A altitude, que é a verdadeira variável

Sucre fica a cerca de 2,810 metros e a caminhada começa mais alto do que a cidade. Não é uma altitude extrema pelos padrões bolivianos, mas é suficientemente elevada para fazer diferença se chegou recentemente de avião.

A caminhada é a descer, o que ajuda bastante. O que não ajuda é chegar do nível do mar no dia anterior e partir diretamente para dez horas de passeio. Passe primeiro dois dias em Sucre, se puder, beba consideravelmente mais água do que parece necessário e encare a primeira noite como descanso, e não como uma saída.

O sol a esta altitude é intenso, mesmo quando o ar está fresco, o que é o erro que quase todos os visitantes dos Andes cometem exatamente uma vez. Um chapéu e protetor solar não são opcionais.

O que incluem as dez horas

Recolha no hotel às oito e meia. Uma hora de estrada até à capela de Chataquila. Duas horas de caminhada a descer até Chaunaca. Segue-se novamente de veículo até à cratera, onde é servido o almoço, e uma visita a La Garganta del Diablo, o desfiladeiro escavado na rocha soerguida.

Depois, a tarde é passada junto às pegadas de dinossauros, durante cerca de duas horas, antes da viagem de regresso a Sucre.

Estão incluídos transporte privado, bilhetes de entrada, guia em inglês ou espanhol, kit de primeiros socorros e almoço vegetariano. Deve trazer água, proteção solar e calçado adequado para caminhar duas horas a descer.

A quem se destina - e a quem não se destina

É indicado para quem se interessa por paisagens e prefere compreender um lugar a fotografá-lo, bem como para quem já passou alguns dias em Sucre e quer descobrir o que existe nos arredores.

É menos indicado se acabou de chegar a altitude, se duas horas em terreno irregular forem um problema ou se procura uma saída curta durante a manhã. Dez horas correspondem a um dia inteiro.

Também é indicado para quem gosta da ideia de algo famoso que não é famoso. O trilho inca peruano tem um sorteio para licenças; esta estrada tem uma capela, um portão e ninguém a percorrê-la.

Perguntas

Antes de reservar

A cratera de Maragua é uma cratera de impacto?
Não. É uma cúpula geológica erodida: os estratos foram dobrados para cima e a parte central, mais macia, sofreu erosão, deixando rocha mais dura em anéis à volta de um fundo plano.
Quanto tempo dura a caminhada?
Cerca de duas horas, sempre a descer, por um troço preservado de estrada pré-colombiana entre a capela de Chataquila e Chaunaca.
Esta é a Inca Trail para Machu Picchu?
Não.
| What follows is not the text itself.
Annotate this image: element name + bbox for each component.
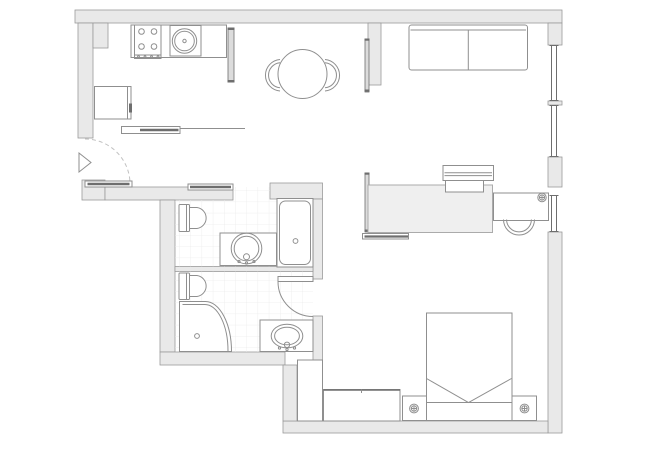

Trata-se de uma caminhada de 4 dias no Peru, para a qual é necessária licença. Esta é uma manhã num troço boliviano empedrado da mesma antiga rede de estradas.
Qual é a altitude?
Sucre fica a cerca de 2,810 metros e a caminhada começa a maior altitude. O percurso é a descer, mas o ar é rarefeito desde o momento em que chega à cidade.
Que condição física preciso de ter?
Razoavelmente. Duas horas a descer por pedra irregular em altitude não exigem técnica, mas também não são pouco exigentes. O guia dita o ritmo.
Como são as pegadas de dinossauros?
Estão numa parede rochosa quase vertical, e não no chão, porque a superfície onde foram deixadas ficou inclinada na vertical desde então. A visita passa ali cerca de duas horas.
Vamos encontrar um tecelão?
Se houver algum disponível. Os Jalqa vivem na cratera e a visita inclui tempo com um tecelão sempre que possível, mas o operador não o garante.
O que está incluído?
Recolha e regresso ao hotel, transporte privado, bilhetes de entrada, guia em inglês ou espanhol, kit de primeiros socorros e almoço vegetariano.
O que devo levar?
Mais água do que pensa, chapéu, protetor solar e calçado adequado para caminhar duas horas a descer. O sol a esta altitude é intenso, mesmo quando o ar está fresco.
A que horas começa e termina?
Recolha no hotel às oito e meia e cerca de dez horas de porta a porta.